As pointed out in the other answer, RDRAND is seeded with true randomness. In particular, it frequently reseeds its internal CSPRNG with 128 bits of hardware-generated randomness, guaranteeing a reseed at least once every 511 * 128 bits. See section 4.2.5 of this doc:
https://software.intel.com/en-us/articles/intel-digital-random-number-generator-drng-software-implementation-guide
So in your examples, you used a single 128-bit seed to generate 10 million random draws from rabbit_extract. In the RDRAND version, you had the equivalent of 2.5 million 128-bit draws, meaning that the CSPRING was reseeded at least 2,500,000/511 = 4,892 times.
So instead of 128 bits of entropy going into your rabbit example, there were at least 4,892*128 = 626,176 bits of entropy going into the RDRAND example.
That's much, much more entropy than you're going to get in 0.361 seconds without hardware support. That could matter if you're doing stuff where lots of real randomness is important. One example is Shamir secret sharing of large quantities of data -- not sure if there are others.
So in conclusion -- it's not for speed, it's for high security. The question of whether it's backdoored is troubling, of course, but you can always XOR it with other sources, and at the very least it's not hurting you.
RDRAND
is not just a PRNG. It is a whitened TRNG that is FIPS compliant. The difference is that you can rely on RDRAND
to contain quite a lot of actual entropy directly retrieved from the CPU. So the main use of RDRAND
is to supply entropy to OS/libraries/applications.
The only other good way for applications to retrieve entropy is usually using an OS supplied entropy source such as /dev/random
or /dev/urandom
(which usually draws the entropy from /dev/random
). However, that OS also requires to find the entropy somewhere. Usually tiny differences in disk and network access times are used for this (+ other semi-random input). These devices are not always present, and are not designed as sources of entropy; they are often not very good sources, nor are they very fast. So on systems that support it, RDRAND
is often used as an entropy source for the cryptographically secure random number generator of the operating system.
With regards to speed, especially for games, it is completely valid to use a (non-secure) PRNG. If you want to have a reasonable random seed then seeding it with the result of RDRAND
may be a good idea, although seeding it from the OS supplied RNG may be a more portable and even a more secure option (in case you don't fully trust Intel or the US).

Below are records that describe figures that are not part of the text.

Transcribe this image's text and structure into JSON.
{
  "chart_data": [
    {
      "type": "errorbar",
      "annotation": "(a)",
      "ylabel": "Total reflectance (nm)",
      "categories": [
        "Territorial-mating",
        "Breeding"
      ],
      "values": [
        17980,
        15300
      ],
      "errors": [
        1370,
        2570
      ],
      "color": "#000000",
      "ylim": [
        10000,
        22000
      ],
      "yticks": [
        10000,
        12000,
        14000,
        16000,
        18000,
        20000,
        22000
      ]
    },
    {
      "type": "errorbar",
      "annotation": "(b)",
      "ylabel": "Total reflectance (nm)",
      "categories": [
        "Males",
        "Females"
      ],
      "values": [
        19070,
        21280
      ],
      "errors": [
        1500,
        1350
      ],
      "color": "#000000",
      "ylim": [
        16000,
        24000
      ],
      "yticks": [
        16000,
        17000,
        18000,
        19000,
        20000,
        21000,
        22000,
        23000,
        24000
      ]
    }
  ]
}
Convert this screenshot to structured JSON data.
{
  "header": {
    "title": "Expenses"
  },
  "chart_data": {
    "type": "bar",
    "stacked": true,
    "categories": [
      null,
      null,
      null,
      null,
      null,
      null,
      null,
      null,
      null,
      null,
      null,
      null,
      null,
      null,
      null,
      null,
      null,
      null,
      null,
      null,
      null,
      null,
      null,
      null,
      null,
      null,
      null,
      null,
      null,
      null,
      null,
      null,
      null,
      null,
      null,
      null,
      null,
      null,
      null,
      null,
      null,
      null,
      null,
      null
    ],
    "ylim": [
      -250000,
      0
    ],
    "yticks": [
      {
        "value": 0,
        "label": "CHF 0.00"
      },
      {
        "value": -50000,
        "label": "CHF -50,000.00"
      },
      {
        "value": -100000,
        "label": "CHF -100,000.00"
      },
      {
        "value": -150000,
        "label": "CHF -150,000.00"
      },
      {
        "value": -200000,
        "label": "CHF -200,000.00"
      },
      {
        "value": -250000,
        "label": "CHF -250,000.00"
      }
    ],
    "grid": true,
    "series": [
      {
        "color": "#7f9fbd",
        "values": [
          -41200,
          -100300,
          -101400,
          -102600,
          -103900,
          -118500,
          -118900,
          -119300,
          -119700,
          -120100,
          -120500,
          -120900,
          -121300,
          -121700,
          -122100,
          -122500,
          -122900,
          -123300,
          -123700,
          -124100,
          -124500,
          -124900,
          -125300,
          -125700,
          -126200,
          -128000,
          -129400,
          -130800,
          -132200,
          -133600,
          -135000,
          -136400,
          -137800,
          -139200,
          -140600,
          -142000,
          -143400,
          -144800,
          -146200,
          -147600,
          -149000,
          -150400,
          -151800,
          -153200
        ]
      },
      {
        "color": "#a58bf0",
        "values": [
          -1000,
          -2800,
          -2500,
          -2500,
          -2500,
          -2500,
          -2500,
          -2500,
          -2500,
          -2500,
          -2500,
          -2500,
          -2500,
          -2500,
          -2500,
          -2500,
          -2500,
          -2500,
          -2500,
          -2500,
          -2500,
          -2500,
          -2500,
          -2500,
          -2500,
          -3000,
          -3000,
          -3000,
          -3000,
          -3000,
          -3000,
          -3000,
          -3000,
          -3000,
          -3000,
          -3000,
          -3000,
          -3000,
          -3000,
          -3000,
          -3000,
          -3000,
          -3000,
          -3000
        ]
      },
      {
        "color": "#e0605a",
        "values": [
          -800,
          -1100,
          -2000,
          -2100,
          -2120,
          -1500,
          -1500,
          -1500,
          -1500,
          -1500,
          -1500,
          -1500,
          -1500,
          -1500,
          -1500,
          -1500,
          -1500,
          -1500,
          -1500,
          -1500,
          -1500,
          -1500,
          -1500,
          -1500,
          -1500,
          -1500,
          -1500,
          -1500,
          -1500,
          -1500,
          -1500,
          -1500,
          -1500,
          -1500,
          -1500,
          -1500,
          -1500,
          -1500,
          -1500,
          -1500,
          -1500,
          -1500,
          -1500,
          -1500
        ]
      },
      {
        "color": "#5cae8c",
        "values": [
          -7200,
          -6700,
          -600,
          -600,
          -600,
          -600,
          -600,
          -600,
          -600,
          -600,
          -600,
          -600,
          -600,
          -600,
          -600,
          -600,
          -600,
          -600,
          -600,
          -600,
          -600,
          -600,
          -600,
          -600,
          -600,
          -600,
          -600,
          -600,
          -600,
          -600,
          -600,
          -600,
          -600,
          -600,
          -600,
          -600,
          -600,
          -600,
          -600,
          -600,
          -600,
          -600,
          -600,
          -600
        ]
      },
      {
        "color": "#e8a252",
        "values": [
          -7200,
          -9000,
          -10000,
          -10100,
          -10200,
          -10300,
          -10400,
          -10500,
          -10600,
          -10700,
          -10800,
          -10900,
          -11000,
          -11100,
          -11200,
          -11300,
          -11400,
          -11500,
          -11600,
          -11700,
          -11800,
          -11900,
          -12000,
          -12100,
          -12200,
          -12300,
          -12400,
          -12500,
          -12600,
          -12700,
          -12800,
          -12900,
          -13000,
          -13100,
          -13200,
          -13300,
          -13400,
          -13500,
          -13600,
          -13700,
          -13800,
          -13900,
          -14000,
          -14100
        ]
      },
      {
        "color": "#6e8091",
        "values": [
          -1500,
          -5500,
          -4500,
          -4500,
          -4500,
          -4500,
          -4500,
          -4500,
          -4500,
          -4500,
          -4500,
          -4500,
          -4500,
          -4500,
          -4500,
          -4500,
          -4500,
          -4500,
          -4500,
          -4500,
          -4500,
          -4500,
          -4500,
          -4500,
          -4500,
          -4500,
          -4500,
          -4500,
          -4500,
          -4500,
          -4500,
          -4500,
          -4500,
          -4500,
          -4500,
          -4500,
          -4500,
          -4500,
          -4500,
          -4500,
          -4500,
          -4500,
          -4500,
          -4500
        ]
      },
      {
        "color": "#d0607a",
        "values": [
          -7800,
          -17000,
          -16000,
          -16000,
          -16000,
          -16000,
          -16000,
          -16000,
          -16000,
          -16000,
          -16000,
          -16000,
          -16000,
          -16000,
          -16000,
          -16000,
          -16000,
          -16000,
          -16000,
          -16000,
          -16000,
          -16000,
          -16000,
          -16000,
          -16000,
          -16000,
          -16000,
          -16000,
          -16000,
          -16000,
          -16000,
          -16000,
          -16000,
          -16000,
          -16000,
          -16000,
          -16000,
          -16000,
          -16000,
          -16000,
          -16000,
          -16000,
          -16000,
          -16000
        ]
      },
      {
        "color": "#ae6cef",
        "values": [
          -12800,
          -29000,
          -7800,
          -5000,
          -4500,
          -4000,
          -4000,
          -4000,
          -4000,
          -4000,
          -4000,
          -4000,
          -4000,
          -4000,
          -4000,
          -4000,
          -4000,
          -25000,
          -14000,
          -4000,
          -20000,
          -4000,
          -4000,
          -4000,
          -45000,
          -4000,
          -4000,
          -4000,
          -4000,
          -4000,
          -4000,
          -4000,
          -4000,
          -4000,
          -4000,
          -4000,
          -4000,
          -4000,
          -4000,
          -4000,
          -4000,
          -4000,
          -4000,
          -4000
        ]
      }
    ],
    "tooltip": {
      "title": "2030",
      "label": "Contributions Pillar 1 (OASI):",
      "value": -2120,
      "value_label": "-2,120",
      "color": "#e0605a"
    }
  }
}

Note that currently RDRAND is implemented using (AES) CTR_DRBG instead of a (less well analysed) stream cipher that was created for speed such as Rabbit, so it should come as no surprise that Rabbit is faster. Even more importantly, it also has to retrieve the entropy from the entropy source within the CPU before it can run.

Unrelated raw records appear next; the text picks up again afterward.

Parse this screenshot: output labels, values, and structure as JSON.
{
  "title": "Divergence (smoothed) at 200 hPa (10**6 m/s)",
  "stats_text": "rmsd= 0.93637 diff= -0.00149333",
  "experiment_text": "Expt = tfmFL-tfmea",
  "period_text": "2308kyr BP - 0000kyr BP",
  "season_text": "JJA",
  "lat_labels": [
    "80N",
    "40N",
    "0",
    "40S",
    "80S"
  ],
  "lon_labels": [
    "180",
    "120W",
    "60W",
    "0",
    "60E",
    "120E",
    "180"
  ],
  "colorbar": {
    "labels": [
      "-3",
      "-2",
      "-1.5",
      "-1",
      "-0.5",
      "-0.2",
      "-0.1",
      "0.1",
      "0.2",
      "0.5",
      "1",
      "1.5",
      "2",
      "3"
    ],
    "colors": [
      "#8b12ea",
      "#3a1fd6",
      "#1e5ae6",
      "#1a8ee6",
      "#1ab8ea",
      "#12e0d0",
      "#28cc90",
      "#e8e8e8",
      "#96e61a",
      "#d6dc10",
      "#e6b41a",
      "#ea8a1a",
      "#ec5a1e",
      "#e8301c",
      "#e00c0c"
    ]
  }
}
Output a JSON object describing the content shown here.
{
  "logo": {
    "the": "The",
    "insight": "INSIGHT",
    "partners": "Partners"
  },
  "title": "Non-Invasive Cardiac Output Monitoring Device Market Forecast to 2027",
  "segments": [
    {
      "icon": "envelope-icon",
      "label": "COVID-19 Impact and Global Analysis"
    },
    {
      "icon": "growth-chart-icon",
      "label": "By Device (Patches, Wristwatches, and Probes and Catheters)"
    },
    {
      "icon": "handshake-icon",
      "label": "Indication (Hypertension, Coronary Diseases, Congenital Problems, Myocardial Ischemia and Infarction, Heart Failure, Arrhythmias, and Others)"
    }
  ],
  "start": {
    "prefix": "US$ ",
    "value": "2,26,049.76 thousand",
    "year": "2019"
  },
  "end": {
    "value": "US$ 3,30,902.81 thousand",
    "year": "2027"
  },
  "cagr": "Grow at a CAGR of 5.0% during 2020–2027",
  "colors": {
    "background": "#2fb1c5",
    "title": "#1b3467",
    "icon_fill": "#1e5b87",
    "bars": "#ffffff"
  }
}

Is there any legitimate use for Intel's RDRAND?
Yes.
Consider a Monte-Carlo simulation. It has no cryptographic needs, so it does not matter if its backdoored by the NSA.
Or should we stop using it altogether?
We can't answer that. That's a confluence use cases, requirements and personal preferences.
... Also we have at least one software CSPRNG faster than RDRAND, and the most widely used decent PRNG..."
Mersenne Twister may be faster for a word at at time after initialization and without Twists because its returning a word from the state array. But I doubt its as fast as RDRAND for a continuous stream. I know RDRAND can achieve theoretical limits based on bus width in a continuous stream.
According to David Johnston of Intel (who designed the circuit), that's something like 800+ MB/s. See DJ's answer at What is the latency and throughput of the RDRAND instruction on Ivy Bridge?.
So, we have a widespread paranoia that RDRAND was made to embed NSA backdoors into everybody's software cryptography.
Paranoid folks have at least two choices. First, they can forgo using RDRAND and RDSEED. Second, they can use the output of RDRAND and RDSEED to seed another generator, and then use the output of the second generator. I believe the Linux kernel takes the second approach.